February 17, 2013

Selling Maine's climate

Maybe the state's weather could actually attract economic development. But we undersell our strengths – and the governor isn't helping.

By Tux Turkel tturkel@pressherald.com
Staff Writer

click image to enlarge

John Morrill Read of Saco shovels his way through deep snow following the Blizzard of 2013. Southern Maine got plastered in the storm, but Portland was quick to clean the roads and most Mainers who lost power had it back within a day. According to the National Oceanic and Atmospheric Administration, Maine is one of a handful of states that did not experience extreme, billion-dollar weather events in 2012.

Shawn Patrick Ouellette/Staff Photographer

One of my favorite Maine stories is about the old farmer who lived in Evans Notch, the mountain valley that cuts through the Maine-New Hampshire border.

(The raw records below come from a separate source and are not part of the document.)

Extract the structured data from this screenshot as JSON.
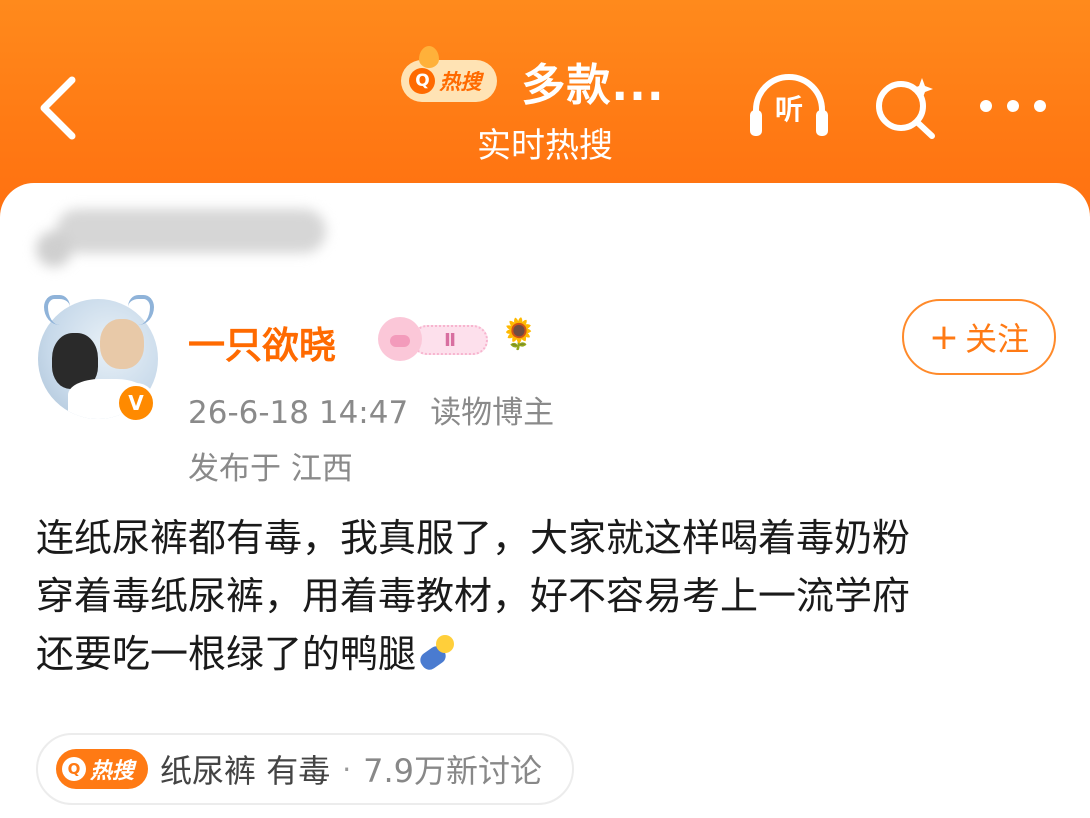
{
  "header": {
    "hot_badge": "热搜",
    "title": "多款...",
    "subtitle": "实时热搜",
    "listen_label": "听"
  },
  "post": {
    "username": "一只欲晓",
    "medal_level": "Ⅱ",
    "verified_mark": "V",
    "follow_label": "关注",
    "date": "26-6-18 14:47",
    "role": "读物博主",
    "location": "发布于 江西",
    "text_lines": [
      "连纸尿裤都有毒，我真服了，大家就这样喝着毒奶粉",
      "穿着毒纸尿裤，用着毒教材，好不容易考上一流学府",
      "还要吃一根绿了的鸭腿"
    ]
  },
  "hot_topic": {
    "tag": "热搜",
    "topic": "纸尿裤 有毒",
    "separator": "·",
    "count": "7.9万新讨论"
  },
  "colors": {
    "header_orange": "#ff7a14",
    "username_orange": "#ff6a00",
    "meta_gray": "#8a8a8a"
  }
}
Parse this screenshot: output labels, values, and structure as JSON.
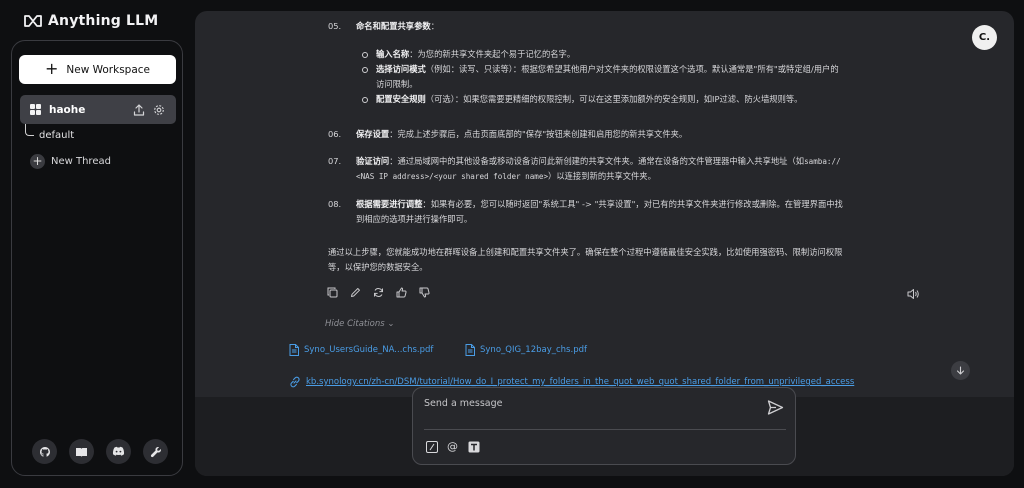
{
  "app": {
    "name": "Anything LLM"
  },
  "sidebar": {
    "new_workspace_label": "New Workspace",
    "workspace": {
      "name": "haohe"
    },
    "threads": [
      {
        "label": "default"
      }
    ],
    "new_thread_label": "New Thread",
    "footer_icons": [
      "github-icon",
      "book-icon",
      "discord-icon",
      "wrench-icon"
    ]
  },
  "user": {
    "avatar_initial": "C."
  },
  "message": {
    "item05": {
      "num": "05.",
      "title": "命名和配置共享参数",
      "tail": "："
    },
    "bullets": [
      {
        "title": "输入名称",
        "text": "：为您的新共享文件夹起个易于记忆的名字。"
      },
      {
        "title": "选择访问模式",
        "text": "（例如：读写、只读等）：根据您希望其他用户对文件夹的权限设置这个选项。默认通常是\"所有\"或特定组/用户的",
        "text2": "访问限制。"
      },
      {
        "title": "配置安全规则",
        "text": "（可选）：如果您需要更精细的权限控制，可以在这里添加额外的安全规则，如IP过滤、防火墙规则等。"
      }
    ],
    "item06": {
      "num": "06.",
      "title": "保存设置",
      "text": "：完成上述步骤后，点击页面底部的\"保存\"按钮来创建和启用您的新共享文件夹。"
    },
    "item07": {
      "num": "07.",
      "title": "验证访问",
      "text": "：通过局域网中的其他设备或移动设备访问此新创建的共享文件夹。通常在设备的文件管理器中输入共享地址（如",
      "code1": "samba://",
      "code2": "<NAS IP address>/<your shared folder name>",
      "text2": "）以连接到新的共享文件夹。"
    },
    "item08": {
      "num": "08.",
      "title": "根据需要进行调整",
      "text": "：如果有必要，您可以随时返回\"系统工具\" -> \"共享设置\"，对已有的共享文件夹进行修改或删除。在管理界面中找",
      "text2": "到相应的选项并进行操作即可。"
    },
    "summary1": "通过以上步骤，您就能成功地在群晖设备上创建和配置共享文件夹了。确保在整个过程中遵循最佳安全实践，比如使用强密码、限制访问权限",
    "summary2": "等，以保护您的数据安全。"
  },
  "citations": {
    "toggle_label": "Hide Citations",
    "files": [
      "Syno_UsersGuide_NA...chs.pdf",
      "Syno_QIG_12bay_chs.pdf"
    ],
    "link": "kb.synology.cn/zh-cn/DSM/tutorial/How_do_I_protect_my_folders_in_the_quot_web_quot_shared_folder_from_unprivileged_access"
  },
  "composer": {
    "placeholder": "Send a message"
  },
  "colors": {
    "accent_link": "#4a9de6",
    "main_bg": "#26272b",
    "page_bg": "#0e0f11"
  }
}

One day, a survey crew that was working on the highway knocked at the farmhouse door. After taking measurements on the twisty road, the crew determined that the man's house actually was in New Hampshire, not Maine. The workers figured the farmer would be upset, but when he heard the news, he let out a cheer.

"That's wonderful," he exclaimed. "I didn't think I could take another one of those Maine winters."

That story made me think of a national news story from a few weeks ago. According to the National Oceanic and Atmospheric Administration, every state in the country, except Maine, Michigan, Vermont and Wisconsin, experienced extreme weather events that cost more than $1 billion in 2012.

Now, I realize Maine has created a cottage industry around complaining about the weather. It helps keep folksy storytellers and savvy book publishers in business, and discourages pesky tourists from settling here.

But as the NOAA data show, Maine weather is meteorological milquetoast.

That description extends to our most-recent weather event, the Blizzard of 2013. Sure, southern Maine got plastered. But only 10,000 homes lost power at the height of the storm, and most lights were back on within a day. Portland, despite a record snowfall, got its roads open over the weekend and was back in business on Monday.

In Massachusetts, hundreds of thousands of homes lost power, many of them for days. In Boston, streets and sidewalks were so bad that schools didn't open until Wednesday.

Our weather should be a good-news story for Maine, and a selling point for economic development. But we're not getting the word out.

On Interstate 95, Gov. Paul LePage put up a sign on the Maine border that reads: "Open For Business." But so-called job creators know that's not true. They have learned, because LePage keeps telling everyone, that Maine is an aging, welfare state with high energy costs. And the schools stink.

So, how about a new sign: "Maine: Not a disaster area."

As our changing climate plays havoc with the weather, Maine should capitalize on its newly recognized competitive advantage. Maybe we're last on the Forbes Magazine list of business-friendly venues, but we're at the top of NOAA's tally of havens from extreme-weather expenses.

We all know weather can attract business. A half-century ago, people migrated to Florida for the weather. Today, who wants to live in a land of killer hurricanes? How about Texas? A dust bowl. The Southeast and Midwest? Tornado alley. The Southwest? Droughts and 120-degree summers.

NOAA has reminded us, extreme weather costs people money. It doesn't matter how low electric rates are, if the power's out. It doesn't matter how good schools are, if they're closed.

I say: "Gov. LePage, tear down that sign."

Welcome to Maine: The way weather should be.

Tux Turkel is a staff writer for the Portland Press Herald/Maine Sunday Telegram.